Reducing the Computation of Linear Complexities of Periodic Sequences over $GF(p^m)$

TL;DR

This paper presents a method to simplify the calculation of linear complexities of periodic sequences over finite fields by reducing it to smaller, more manageable problems, under specific mathematical conditions.

Contribution

It introduces a reduction technique that simplifies the computation of linear complexities and minimal connection polynomials for sequences over GF(p^m).

Findings

Reduction of linear complexity computation to smaller sequences.

Conditions $u|p^m-1$ and $ ext{gcd}(n,p^m-1)=1$ are essential.

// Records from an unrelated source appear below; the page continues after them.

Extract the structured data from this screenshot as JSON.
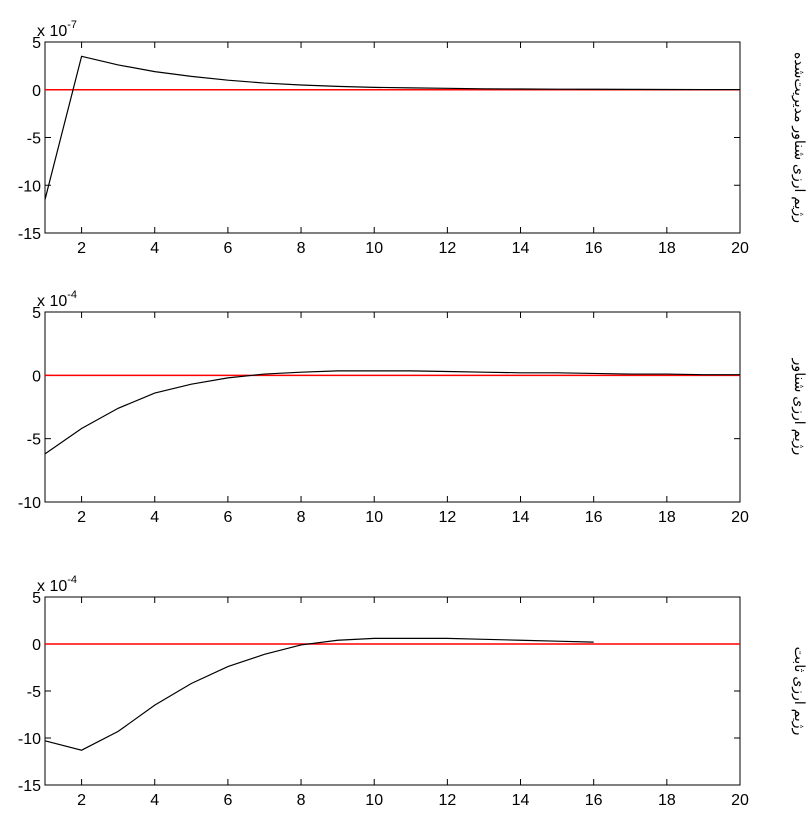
{
  "chart_data": [
    {
      "type": "line",
      "scale_base": "x 10",
      "scale_exponent": "-7",
      "ylabel": "رژیم ارزی شناور مدیریت‌شده",
      "x": [
        1,
        2,
        3,
        4,
        5,
        6,
        7,
        8,
        9,
        10,
        11,
        12,
        13,
        14,
        15,
        16,
        17,
        18,
        19,
        20
      ],
      "values": [
        -11.5,
        3.5,
        2.6,
        1.9,
        1.4,
        1.0,
        0.7,
        0.5,
        0.35,
        0.25,
        0.2,
        0.15,
        0.1,
        0.08,
        0.06,
        0.05,
        0.04,
        0.03,
        0.02,
        0.02
      ],
      "color": "#000000",
      "reference_line": {
        "value": 0,
        "color": "#ff0000"
      },
      "xlim": [
        1,
        20
      ],
      "xticks": [
        2,
        4,
        6,
        8,
        10,
        12,
        14,
        16,
        18,
        20
      ],
      "ylim": [
        -15,
        5
      ],
      "yticks": [
        5,
        0,
        -5,
        -10,
        -15
      ]
    },
    {
      "type": "line",
      "scale_base": "x 10",
      "scale_exponent": "-4",
      "ylabel": "رژیم ارزی شناور",
      "x": [
        1,
        2,
        3,
        4,
        5,
        6,
        7,
        8,
        9,
        10,
        11,
        12,
        13,
        14,
        15,
        16,
        17,
        18,
        19,
        20
      ],
      "values": [
        -6.2,
        -4.2,
        -2.6,
        -1.4,
        -0.7,
        -0.2,
        0.1,
        0.25,
        0.35,
        0.35,
        0.35,
        0.3,
        0.25,
        0.2,
        0.2,
        0.15,
        0.1,
        0.1,
        0.05,
        0.05
      ],
      "color": "#000000",
      "reference_line": {
        "value": 0,
        "color": "#ff0000"
      },
      "xlim": [
        1,
        20
      ],
      "xticks": [
        2,
        4,
        6,
        8,
        10,
        12,
        14,
        16,
        18,
        20
      ],
      "ylim": [
        -10,
        5
      ],
      "yticks": [
        5,
        0,
        -5,
        -10
      ]
    },
    {
      "type": "line",
      "scale_base": "x 10",
      "scale_exponent": "-4",
      "ylabel": "رژیم ارزی ثابت",
      "x": [
        1,
        2,
        3,
        4,
        5,
        6,
        7,
        8,
        9,
        10,
        11,
        12,
        13,
        14,
        15,
        16,
        17,
        18,
        19,
        20
      ],
      "values": [
        -10.3,
        -11.3,
        -9.3,
        -6.5,
        -4.2,
        -2.4,
        -1.1,
        -0.1,
        0.4,
        0.6,
        0.6,
        0.6,
        0.5,
        0.4,
        0.3,
        0.2,
        null,
        null,
        null,
        null
      ],
      "color": "#000000",
      "reference_line": {
        "value": 0,
        "color": "#ff0000"
      },
      "xlim": [
        1,
        20
      ],
      "xticks": [
        2,
        4,
        6,
        8,
        10,
        12,
        14,
        16,
        18,
        20
      ],
      "ylim": [
        -15,
        5
      ],
      "yticks": [
        5,
        0,
        -5,
        -10,
        -15
      ]
    }
  ]
}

Applications include faster algorithms for sequence analysis.

Abstract

The linear complexity of a periodic sequence over $GF(p^m)$ plays an important role in cryptography and communication [12]. In this correspondence, we prove a result which reduces the computation of the linear complexity and minimal connection polynomial of a period $un$ sequence over $GF(p^m)$ to the computation of the linear complexities and minimal connection polynomials of $u$ period $n$ sequences. The conditions $u|p^m-1$ and $\gcd(n,p^m-1)=1$ are required for the result to hold. Some applications of this reduction in fast algorithms to determine the linear complexities and minimal connection polynomials of sequences over $GF(p^m)$ are presented.